HESI LPN
HESI Fundamentals Study Guide
1. When lifting a bedside cabinet to move it closer to a client who is sitting in a chair, which of the following actions should the nurse take to prevent self-injury?
- A. Bend at the waist
- B. Keep feet close together
- C. Use back muscles for lifting
- D. Stand close to the cabinet when lifting it
Correct answer: D
Rationale: The correct answer is to stand close to the cabinet when lifting it. This action keeps the object close to the nurse's center of gravity, reducing the risk of back strain. Bending at the waist (Choice A) can increase the risk of back injury as it puts strain on the lower back. Keeping feet close together (Choice B) does not provide a stable base of support for lifting a heavy object. Using back muscles for lifting (Choice C) is incorrect as it can lead to back strain and injury. Therefore, standing close to the cabinet when lifting it is the safest and most effective approach to prevent self-injury.
2. The nurse is teaching the parents of a child who has head lice (pediculosis capitis). Which information will the nurse include in the teaching session?
- A. Treatment involves using regular shampoo.
- B. Products containing lindane are not recommended.
- C. Head lice may spread to furniture and other people.

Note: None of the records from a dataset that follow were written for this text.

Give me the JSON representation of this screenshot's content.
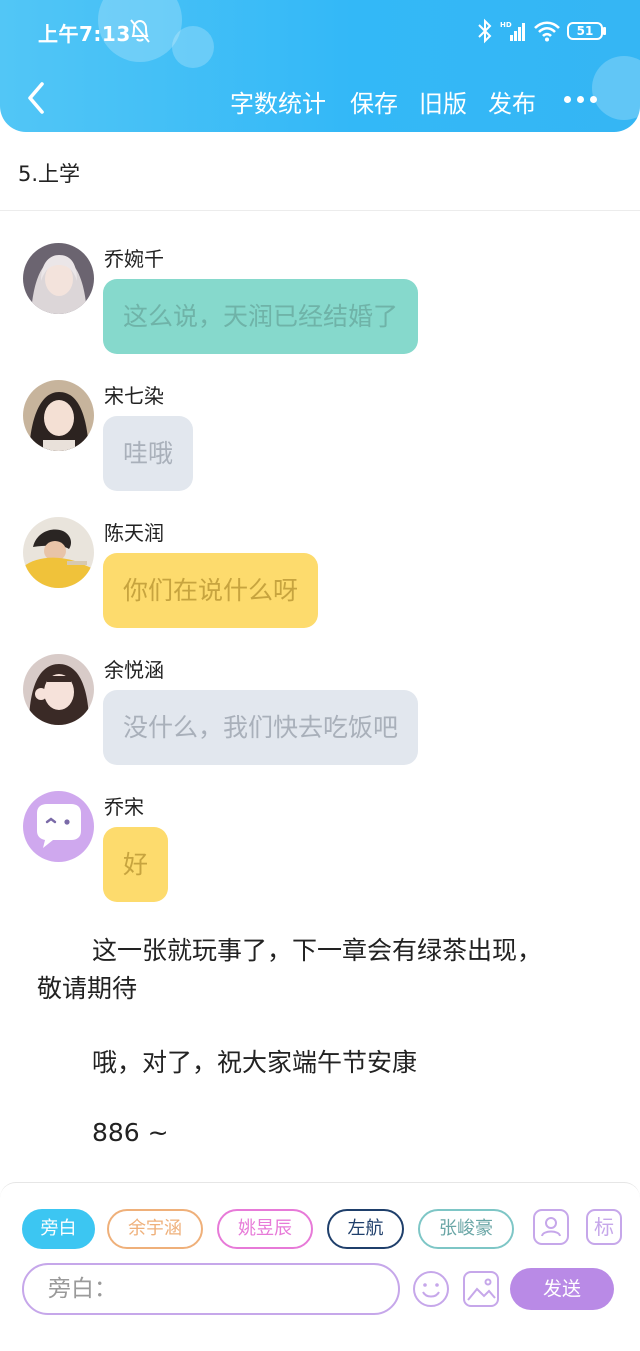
{
  "status_bar": {
    "time": "上午7:13",
    "battery": "51",
    "icons": [
      "mute-bell-icon",
      "bluetooth-icon",
      "hd-signal-icon",
      "wifi-icon",
      "battery-icon"
    ]
  },
  "nav": {
    "back_icon": "chevron-left-icon",
    "actions": [
      "字数统计",
      "保存",
      "旧版",
      "发布"
    ],
    "more_icon": "more-dots-icon"
  },
  "chapter": {
    "title": "5.上学"
  },
  "messages": [
    {
      "name": "乔婉千",
      "text": "这么说，天润已经结婚了",
      "bubble_color": "#86d9cc",
      "text_color": "#6fb3a8"
    },
    {
      "name": "宋七染",
      "text": "哇哦",
      "bubble_color": "#e2e7ee",
      "text_color": "#a9b0ba"
    },
    {
      "name": "陈天润",
      "text": "你们在说什么呀",
      "bubble_color": "#fddb6d",
      "text_color": "#c7a43f"
    },
    {
      "name": "余悦涵",
      "text": "没什么，我们快去吃饭吧",
      "bubble_color": "#e2e7ee",
      "text_color": "#a9b0ba"
    },
    {
      "name": "乔宋",
      "text": "好",
      "bubble_color": "#fddb6d",
      "text_color": "#c7a43f"
    }
  ],
  "narration": {
    "line1": "这一张就玩事了，下一章会有绿茶出现，",
    "line2": "敬请期待",
    "line3": "哦，对了，祝大家端午节安康",
    "line4": "886 ~"
  },
  "composer": {
    "roles": [
      {
        "label": "旁白",
        "color": "#3cc6f2",
        "active": true
      },
      {
        "label": "余宇涵",
        "color": "#efb07a",
        "active": false
      },
      {
        "label": "姚昱辰",
        "color": "#e77ad8",
        "active": false
      },
      {
        "label": "左航",
        "color": "#1f3f6b",
        "active": false
      },
      {
        "label": "张峻豪",
        "color": "#7ec6c6",
        "active": false
      }
    ],
    "role_manage_icon": "person-card-icon",
    "mark_button_label": "标",
    "input_placeholder": "旁白：",
    "emoji_icon": "smiley-icon",
    "image_icon": "image-icon",
    "send_label": "发送"
  },
  "colors": {
    "header_gradient_start": "#52c6f6",
    "header_gradient_end": "#35b6f4",
    "accent_purple": "#b98ae6"
  }
}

- D. Manual removal is essential in treatment.
Correct answer: C
Rationale: The correct answer is C. Head lice are highly contagious and can spread to furniture and other people if not treated promptly. Informing the parents about the potential spread of head lice emphasizes the importance of thorough treatment and prevention measures. Choice A is incorrect as regular shampoo is not typically effective in treating head lice. Choice B is incorrect as products containing lindane are not recommended due to safety concerns. Choice D is incorrect as manual removal, though labor-intensive, is a crucial step in effectively treating head lice infestations, but it is not the most pertinent information to include in the teaching session.
3. How should a healthcare professional care for a client approaching death with shortness of breath and noisy respirations?
- A. Turn the client every 2 hours
- B. Provide supplemental oxygen
- C. Use a fan to reduce the feeling of breathlessness
- D. Administer diuretics as prescribed
Correct answer: C
Rationale: In a palliative care setting, when caring for a client approaching death with symptoms of shortness of breath and noisy respirations, using a fan can help alleviate the sensation of breathlessness. This intervention can provide comfort by improving air circulation and reducing the perception of breathlessness. Turning the client every 2 hours may not directly address the respiratory distress caused by noisy respirations. Providing supplemental oxygen may not be indicated or effective in all cases, especially in end-of-life care where the focus is on comfort rather than aggressive interventions. Administering diuretics as prescribed would not be appropriate for addressing noisy respirations and shortness of breath in a dying client, as this may not be related to fluid overload or congestion. Therefore, the most appropriate action to help the client feel more comfortable in this situation is to use a fan to reduce the feeling of breathlessness.
4. A healthcare professional is caring for a client who has pharyngeal diphtheria. Which of the following types of transmission precautions should the healthcare professional initiate?
- A. Contact
- B. Droplet
- C. Airborne
- D. Protective
Correct answer: B
Rationale: The correct answer is B: Droplet. Droplet precautions are required for infections that spread via droplets larger than 5 microns in diameter, such as pharyngeal diphtheria. Contact precautions are used for diseases that spread by direct or indirect contact. Airborne precautions are for diseases that spread through small particles in the air. Protective precautions are not a standard precautionary measure for specific infections like pharyngeal diphtheria.
5. A client who is postoperative has paralytic ileus. Which of the following abdominal assessments should the nurse expect?
- A. Absent bowel sounds with distention
- B. Hyperactive bowel sounds with pain
- C. Normal bowel sounds with cramping
- D. Diminished bowel sounds with tenderness
Correct answer: A
Rationale: Paralytic ileus is a condition where there is a temporary paralysis of the bowel, leading to absent bowel sounds and abdominal distention. This occurs because the bowel is not functioning properly to propel contents, resulting in a lack of bowel sounds. Absent bowel sounds with distention are typical findings in paralytic ileus. Hyperactive bowel sounds with pain are more indicative of increased motility and are not expected in paralytic ileus. Normal bowel sounds with cramping may be seen in other conditions, such as gastroenteritis. Diminished bowel sounds with tenderness are not typical findings in paralytic ileus.